Over the next two weeks, Iyer and a wildly diverse cohort occupied a compact gallery located at the rear of the museum lobby, playing between four and six sets a day. By March 18, the Met Breuer’s official opening after a series of member previews, the events had established themselves as an integral part of the museum experience. Just as with any other exhibition, visitors displayed varied degrees of engagement. Some entered the dimly lit space and left after a few minutes, curiosity satisfied; many others claimed one of the 60 seats and remained, deeply immersed, until the final notes faded.
One of the highlights of Iyer’s residency was “Blindspot,” a multimedia project with Teju Cole, along with Linda Oh on bass and Patricia Franceschy on vibraphone. For 45 minutes, Cole read from a piece he’d written about his recent life on the road-from New York to Nairobi, Bali to Birmingham and beyond. As a series of his distinctive anti-“travel photo” snapshots were projected on the rear wall of the gallery, Cole explored the concepts of “blurred boundaries,” “signs” (both recognized and overlooked) and the “power of what is not seen.” As Cole’s words and images cycled through time and space, the trio’s soundtrack kept intuitive pace throughout its many shifting moods.

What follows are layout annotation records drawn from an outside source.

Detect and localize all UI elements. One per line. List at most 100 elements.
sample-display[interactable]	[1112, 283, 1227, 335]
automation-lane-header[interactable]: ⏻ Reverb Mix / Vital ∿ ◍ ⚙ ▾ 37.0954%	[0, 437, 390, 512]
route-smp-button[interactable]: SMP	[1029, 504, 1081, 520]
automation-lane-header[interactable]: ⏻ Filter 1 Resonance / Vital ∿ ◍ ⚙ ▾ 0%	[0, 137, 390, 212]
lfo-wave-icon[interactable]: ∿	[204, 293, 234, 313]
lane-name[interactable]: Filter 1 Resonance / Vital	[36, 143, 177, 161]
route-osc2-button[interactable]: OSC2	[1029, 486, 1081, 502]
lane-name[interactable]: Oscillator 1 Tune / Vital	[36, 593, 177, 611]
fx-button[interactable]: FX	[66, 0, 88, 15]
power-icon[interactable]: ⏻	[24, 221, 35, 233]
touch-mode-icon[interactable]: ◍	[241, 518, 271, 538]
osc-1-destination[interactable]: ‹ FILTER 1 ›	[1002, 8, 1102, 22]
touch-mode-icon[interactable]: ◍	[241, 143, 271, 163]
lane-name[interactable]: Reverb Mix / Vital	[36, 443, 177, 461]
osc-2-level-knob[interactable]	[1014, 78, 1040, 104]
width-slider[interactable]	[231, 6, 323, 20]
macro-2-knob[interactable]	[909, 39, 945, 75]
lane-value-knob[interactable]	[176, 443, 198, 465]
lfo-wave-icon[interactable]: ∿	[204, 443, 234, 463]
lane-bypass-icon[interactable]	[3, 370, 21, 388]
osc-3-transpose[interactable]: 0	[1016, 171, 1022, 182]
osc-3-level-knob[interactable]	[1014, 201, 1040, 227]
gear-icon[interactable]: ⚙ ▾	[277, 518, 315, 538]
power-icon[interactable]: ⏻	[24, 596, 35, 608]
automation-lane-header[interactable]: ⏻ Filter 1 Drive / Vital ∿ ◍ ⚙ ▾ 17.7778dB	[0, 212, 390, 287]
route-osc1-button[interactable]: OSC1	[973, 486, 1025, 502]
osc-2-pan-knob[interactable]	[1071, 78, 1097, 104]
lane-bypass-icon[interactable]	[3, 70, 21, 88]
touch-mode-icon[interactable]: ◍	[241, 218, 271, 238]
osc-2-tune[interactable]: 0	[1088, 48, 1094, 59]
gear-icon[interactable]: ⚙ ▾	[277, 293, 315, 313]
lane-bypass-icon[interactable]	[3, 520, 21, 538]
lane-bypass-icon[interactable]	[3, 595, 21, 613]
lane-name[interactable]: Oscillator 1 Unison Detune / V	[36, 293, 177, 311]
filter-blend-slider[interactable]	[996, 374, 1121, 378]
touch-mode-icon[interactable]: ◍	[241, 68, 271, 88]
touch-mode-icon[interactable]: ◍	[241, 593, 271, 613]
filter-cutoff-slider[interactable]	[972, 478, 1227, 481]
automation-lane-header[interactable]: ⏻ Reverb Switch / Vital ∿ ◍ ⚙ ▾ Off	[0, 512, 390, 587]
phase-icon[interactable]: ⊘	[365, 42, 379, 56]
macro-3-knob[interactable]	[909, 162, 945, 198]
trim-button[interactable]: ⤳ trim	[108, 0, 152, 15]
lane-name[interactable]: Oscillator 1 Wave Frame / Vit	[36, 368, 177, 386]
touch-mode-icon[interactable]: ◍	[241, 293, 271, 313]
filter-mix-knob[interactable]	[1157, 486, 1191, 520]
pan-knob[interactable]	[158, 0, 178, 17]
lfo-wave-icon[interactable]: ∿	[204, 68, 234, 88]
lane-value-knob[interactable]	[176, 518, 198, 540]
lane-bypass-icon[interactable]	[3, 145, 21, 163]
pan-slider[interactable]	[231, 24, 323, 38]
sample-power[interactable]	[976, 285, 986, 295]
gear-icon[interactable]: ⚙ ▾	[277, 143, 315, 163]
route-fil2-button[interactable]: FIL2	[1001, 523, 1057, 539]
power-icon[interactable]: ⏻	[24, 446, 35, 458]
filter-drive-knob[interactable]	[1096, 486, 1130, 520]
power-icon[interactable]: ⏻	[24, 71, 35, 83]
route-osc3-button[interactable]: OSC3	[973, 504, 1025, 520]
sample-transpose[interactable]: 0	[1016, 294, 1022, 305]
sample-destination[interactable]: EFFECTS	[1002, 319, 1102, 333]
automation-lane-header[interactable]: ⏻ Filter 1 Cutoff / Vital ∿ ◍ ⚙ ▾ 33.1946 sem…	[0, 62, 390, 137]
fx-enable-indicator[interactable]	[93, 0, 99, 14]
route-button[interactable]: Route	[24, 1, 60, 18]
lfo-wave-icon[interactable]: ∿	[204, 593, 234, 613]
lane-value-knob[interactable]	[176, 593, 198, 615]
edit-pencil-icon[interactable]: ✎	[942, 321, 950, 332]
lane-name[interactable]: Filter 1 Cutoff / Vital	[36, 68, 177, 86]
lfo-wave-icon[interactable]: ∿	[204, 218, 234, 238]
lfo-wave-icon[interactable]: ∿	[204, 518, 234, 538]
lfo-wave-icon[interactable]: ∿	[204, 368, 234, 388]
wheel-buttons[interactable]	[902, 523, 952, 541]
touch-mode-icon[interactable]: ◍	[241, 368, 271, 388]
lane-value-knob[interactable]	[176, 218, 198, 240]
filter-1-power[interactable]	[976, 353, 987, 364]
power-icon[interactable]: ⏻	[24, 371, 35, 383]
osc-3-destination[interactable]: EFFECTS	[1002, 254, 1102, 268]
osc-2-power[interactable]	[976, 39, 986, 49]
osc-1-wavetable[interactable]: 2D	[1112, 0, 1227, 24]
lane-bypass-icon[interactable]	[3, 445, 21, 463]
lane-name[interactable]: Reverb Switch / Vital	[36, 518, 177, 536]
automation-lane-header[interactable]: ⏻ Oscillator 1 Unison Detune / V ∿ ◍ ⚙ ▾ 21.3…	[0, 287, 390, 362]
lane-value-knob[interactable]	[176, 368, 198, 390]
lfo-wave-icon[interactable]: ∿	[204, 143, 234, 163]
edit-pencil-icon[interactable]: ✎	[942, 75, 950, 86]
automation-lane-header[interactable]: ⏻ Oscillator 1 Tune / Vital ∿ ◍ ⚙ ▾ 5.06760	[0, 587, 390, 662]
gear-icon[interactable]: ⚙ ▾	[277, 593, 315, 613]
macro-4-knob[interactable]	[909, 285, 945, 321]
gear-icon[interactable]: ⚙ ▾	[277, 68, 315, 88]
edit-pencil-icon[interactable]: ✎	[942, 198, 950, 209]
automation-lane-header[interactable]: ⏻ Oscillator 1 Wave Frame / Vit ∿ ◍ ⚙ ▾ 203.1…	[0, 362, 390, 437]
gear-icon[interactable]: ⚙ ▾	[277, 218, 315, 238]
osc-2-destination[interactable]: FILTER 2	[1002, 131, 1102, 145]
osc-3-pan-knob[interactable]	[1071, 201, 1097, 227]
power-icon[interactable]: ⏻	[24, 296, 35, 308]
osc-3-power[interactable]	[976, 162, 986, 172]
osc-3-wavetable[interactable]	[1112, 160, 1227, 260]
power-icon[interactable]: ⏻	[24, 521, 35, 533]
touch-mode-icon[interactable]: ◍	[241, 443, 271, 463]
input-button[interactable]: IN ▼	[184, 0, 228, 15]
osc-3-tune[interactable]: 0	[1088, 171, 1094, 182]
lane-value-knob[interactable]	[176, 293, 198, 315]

But it was a program titled “Thums Up” that best fulfilled another of Iyer’s goals for his Met Breuer residency: “bringing the energy of the street into the building.” Named for an Indian soft drink marketed by Coca-Cola, the performance featured the Pujabi-American rapper Heems (a.k.a. Himanshu Suri), whose incantatory monolog mixed autobiographical references to his Queens, N.Y., birthplace, ambivalent allusions to his cultural heritage, his predilection for certain controlled substances and shout-outs to his literary heroes. Backed by Iyer on piano and synth (along with a couple of South-Asian samples), Rafiq Bhatia on electric guitar and drummer Kassa Overall, it was a powerful expression of the hyphenated-American identity in the Age of Trump.
The climax of the Met Breuer’s opening festivities was the late-March premiere of an original Iyer composition commissioned in honor of Nasreen Mohamedi, a 20th-century Indian artist who is the subject of the museum’s first one-person exhibition. Like Mohamedi’s complex yet minimalist paintings and drawings, Iyer’s 50-minute work, a duet with the pioneering avant-garde trumpeter Wadada Leo Smith, explores the intersection of artistic creativity and spirituality. (A CD of the seven-movement piece, titled a cosmic rhythm with each stroke and recorded in the studio, was released on ECM in March.)
Asked if there was anything else planned for the remainder of his Met residency, Iyer responded, “That’s all that’s scheduled, but I have the feeling that once you check in [to the Met Museum’s orbit], you can never leave. This won’t be the last we see of each other.”